NOV 21 With the passage of two amendments to Louisiana's much-amended constitution (it has been amended almost 200 times now) higher education has an even bigger target on its collective back, columnist Jim Beam opines in this post. Higher ed used to share the spotlight with health care, but that has changed, he says.
NOV 21 Here's a weird one: The Louisiana Cannabis Industry Association has endorsed Bill Cassidy for the U.S. Senate. Apparently, Mary Landrieu said she wouldn't consider support of medical marijuana but Cassidy said he would, WWL reports here.
NOV 21 Solange Knowles, possibly best-known for assaulting her brother-in-law in an elevator while wearing an ugly dress after the Met Ball, got married in the Marigny Opera House this past weekend, the New York Times reports here. Knowles, who has a house in the Faubourg Marigny district and owns a boutique in the Quarter, married Alan Ferguson.
NOV 21 This post on the Fuel Fix blog outlines a $1.4 billion move announced this week by the Apache Corp. that includes the sale of assets in south Louisiana. The company's interests in more than 90,000 acres in south Louisiana are some of the assets being sold, the post reports.
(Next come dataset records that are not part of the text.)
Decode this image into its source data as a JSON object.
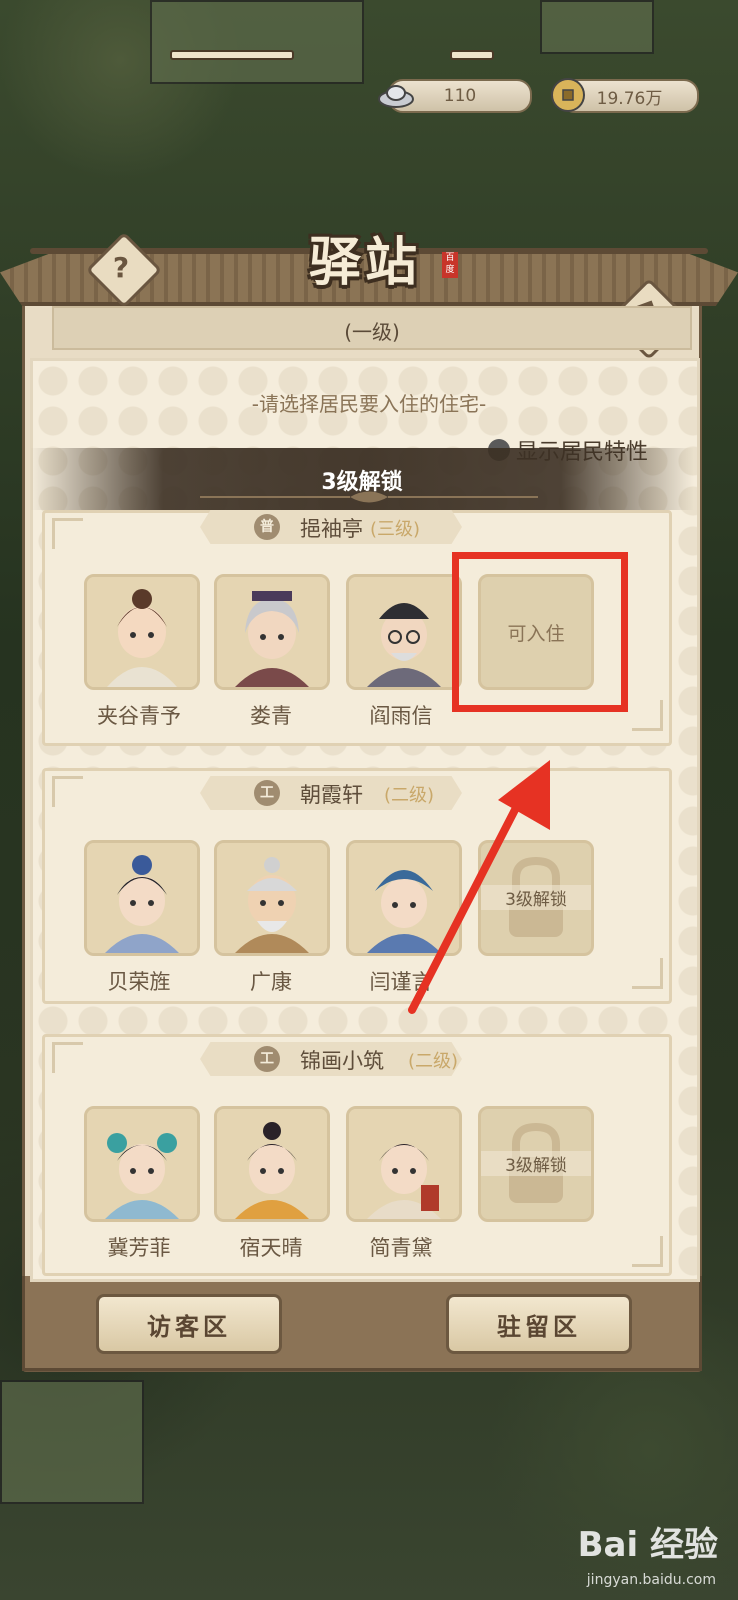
{
  "resources": {
    "silver": "110",
    "coins": "19.76万"
  },
  "header": {
    "title": "驿站",
    "seal": "百度",
    "level": "(一级)",
    "help": "?"
  },
  "prompt": "-请选择居民要入住的住宅-",
  "toggle_label": "显示居民特性",
  "banner": "3级解锁",
  "houses": [
    {
      "badge": "普",
      "name": "挹袖亭",
      "level": "(三级)",
      "residents": [
        "夹谷青予",
        "娄青",
        "阎雨信"
      ],
      "extra_slot": "可入住"
    },
    {
      "badge": "工",
      "name": "朝霞轩",
      "level": "(二级)",
      "residents": [
        "贝荣旌",
        "广康",
        "闫谨言"
      ],
      "extra_slot": "3级解锁"
    },
    {
      "badge": "工",
      "name": "锦画小筑",
      "level": "(二级)",
      "residents": [
        "冀芳菲",
        "宿天晴",
        "简青黛"
      ],
      "extra_slot": "3级解锁"
    }
  ],
  "buttons": {
    "visitor": "访客区",
    "stay": "驻留区"
  },
  "watermark": {
    "brand": "Bai 经验",
    "url": "jingyan.baidu.com"
  },
  "colors": {
    "highlight": "#e63223",
    "panel": "#f5eddc",
    "accent": "#6f5a42"
  }
}
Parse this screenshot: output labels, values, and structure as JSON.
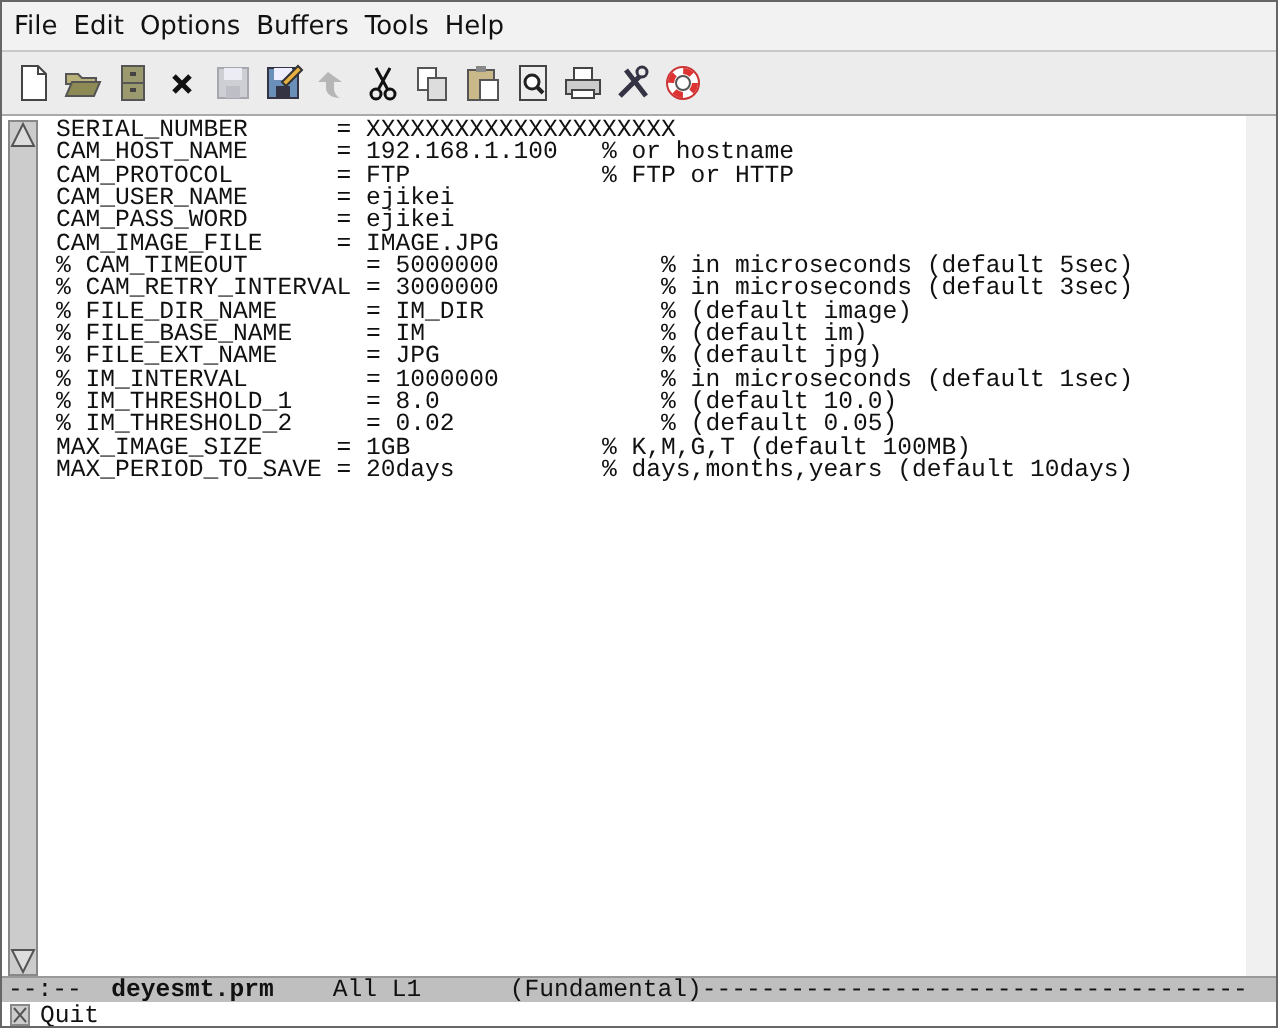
{
  "menu": [
    "File",
    "Edit",
    "Options",
    "Buffers",
    "Tools",
    "Help"
  ],
  "toolbar": [
    {
      "kind": "new",
      "disabled": false
    },
    {
      "kind": "open",
      "disabled": false
    },
    {
      "kind": "cabinet",
      "disabled": false
    },
    {
      "kind": "close",
      "disabled": false
    },
    {
      "kind": "save",
      "disabled": true
    },
    {
      "kind": "saveas",
      "disabled": false
    },
    {
      "kind": "undo",
      "disabled": true
    },
    {
      "kind": "cut",
      "disabled": false
    },
    {
      "kind": "copy",
      "disabled": false
    },
    {
      "kind": "paste",
      "disabled": false
    },
    {
      "kind": "search",
      "disabled": false
    },
    {
      "kind": "print",
      "disabled": false
    },
    {
      "kind": "tools",
      "disabled": false
    },
    {
      "kind": "help",
      "disabled": false
    }
  ],
  "buffer": {
    "lines": [
      "SERIAL_NUMBER      = XXXXXXXXXXXXXXXXXXXXX",
      "CAM_HOST_NAME      = 192.168.1.100   % or hostname",
      "CAM_PROTOCOL       = FTP             % FTP or HTTP",
      "CAM_USER_NAME      = ejikei",
      "CAM_PASS_WORD      = ejikei",
      "CAM_IMAGE_FILE     = IMAGE.JPG",
      "% CAM_TIMEOUT        = 5000000           % in microseconds (default 5sec)",
      "% CAM_RETRY_INTERVAL = 3000000           % in microseconds (default 3sec)",
      "% FILE_DIR_NAME      = IM_DIR            % (default image)",
      "% FILE_BASE_NAME     = IM                % (default im)",
      "% FILE_EXT_NAME      = JPG               % (default jpg)",
      "% IM_INTERVAL        = 1000000           % in microseconds (default 1sec)",
      "% IM_THRESHOLD_1     = 8.0               % (default 10.0)",
      "% IM_THRESHOLD_2     = 0.02              % (default 0.05)",
      "MAX_IMAGE_SIZE     = 1GB             % K,M,G,T (default 100MB)",
      "MAX_PERIOD_TO_SAVE = 20days          % days,months,years (default 10days)"
    ]
  },
  "mode_line": "--:--  **deyesmt.prm**    All L1      (Fundamental)-------------------------------------",
  "minibuffer": "Quit"
}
NOV 21 One (possible) positive from Hurricane Katrina is a comprehensive zoning ordinance for New Orleans. Nine years later, we're getting closer to that being finalized, but the current version has some problems. Here's the latest in a series of posts on The Lens in which residents give their views of the draft; this one is more amusing than most.
NOV 21 The new NOLA smoking ordinance is going to harsh your (nicotine) buzz, man. This post on Gambit outlines the high (or low, as the case may be) points: it includes electronic cigarettes and hookahs in its bans; eliminates smoking within 25 feet of any building's public entrance and in any public space - or near any public space - operated by the city.
NOV 20 Politico reports here that Bobby Jindal won't be kept out of the presidential race by anyone else's candidacy. (If he's running, which he's not, 'cause he's not done prayin' on it) So he's not interested in who is running, or what the polls say, or how much money he's got? K.
NOV 20 NOLA Defender's Tiny Daiquiri has a little fun with Bobby Jindal's Meet the Press appearance in this post. Bobby is still prayin' on whether or not he'll run for the job he's been running for over the past three years, Tiny says.